Non-heme mononuclear iron oxygenases catalyze a large number of oxidation reactions in biological systems. The reactions are often proposed to proceed via the intermediacy of high valent Fe(IV) oxo (ferryl) or, Fe(V) oxo (perferryl) intermediates. Therefore, in order to mimic the high valent Fe(IV) oxo chemistry as well as the catalytic processes exhibited by those enzymes, new functional model complexes have been prepared and their reactivities have been studied both experimentally and theoretically.

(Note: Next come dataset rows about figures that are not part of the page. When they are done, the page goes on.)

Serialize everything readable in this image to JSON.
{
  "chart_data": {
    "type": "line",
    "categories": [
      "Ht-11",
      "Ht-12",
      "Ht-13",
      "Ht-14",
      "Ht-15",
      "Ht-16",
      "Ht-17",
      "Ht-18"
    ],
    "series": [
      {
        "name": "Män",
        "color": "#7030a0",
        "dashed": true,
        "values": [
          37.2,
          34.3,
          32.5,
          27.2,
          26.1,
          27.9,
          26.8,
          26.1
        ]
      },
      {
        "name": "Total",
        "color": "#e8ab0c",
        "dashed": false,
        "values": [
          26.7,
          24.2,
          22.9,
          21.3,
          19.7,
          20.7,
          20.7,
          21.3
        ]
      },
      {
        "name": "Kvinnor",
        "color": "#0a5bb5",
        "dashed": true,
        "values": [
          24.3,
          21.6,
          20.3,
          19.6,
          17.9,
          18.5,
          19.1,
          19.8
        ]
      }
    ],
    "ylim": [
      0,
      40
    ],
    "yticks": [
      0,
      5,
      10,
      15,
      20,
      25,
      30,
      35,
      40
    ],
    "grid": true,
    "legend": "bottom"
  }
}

In order to prepare high valent Fe(IV) oxo complexes, two new pentadenate nitrogen donor-based ligands have been synthesized and their Fe(II) complexes have been synthesized and characterized. The Fe(II) complexes have been converted into the corresponding Fe(IV) oxo complexes using suitable oxidant. The Fe(IV) oxo complexes have been characterized by several spectroscopic techniques and their reactivities in C-H activation and the O-atom transfer reaction have been investigated. Theoretical studies have been carried out to investigate the H-atom transfer reaction. The Fe(II) complexes have also been employed in alkane oxidation catalysis using hydrogen peroxide and peracids.

To make functional models for Rieske oxygenases, three tetradentate nitrogen-donor based ligands have been prepared. The corresponding Fe(II) complexes have been prepared and characterized. The C-H hydroxylation and C=C oxidation reactions have been studied using these complexes as catalyst and hydrogen peroxide as oxidant. Isotope labeling studies and computational studies have been performed to investigate the reaction mechanisms.

A Fe(II) complex of a tetradentate chiral nitrogen-donor based ligand has also been prepared to investigate the asymmetric epoxidation of olefins, using hydrogen peroxide as oxidant.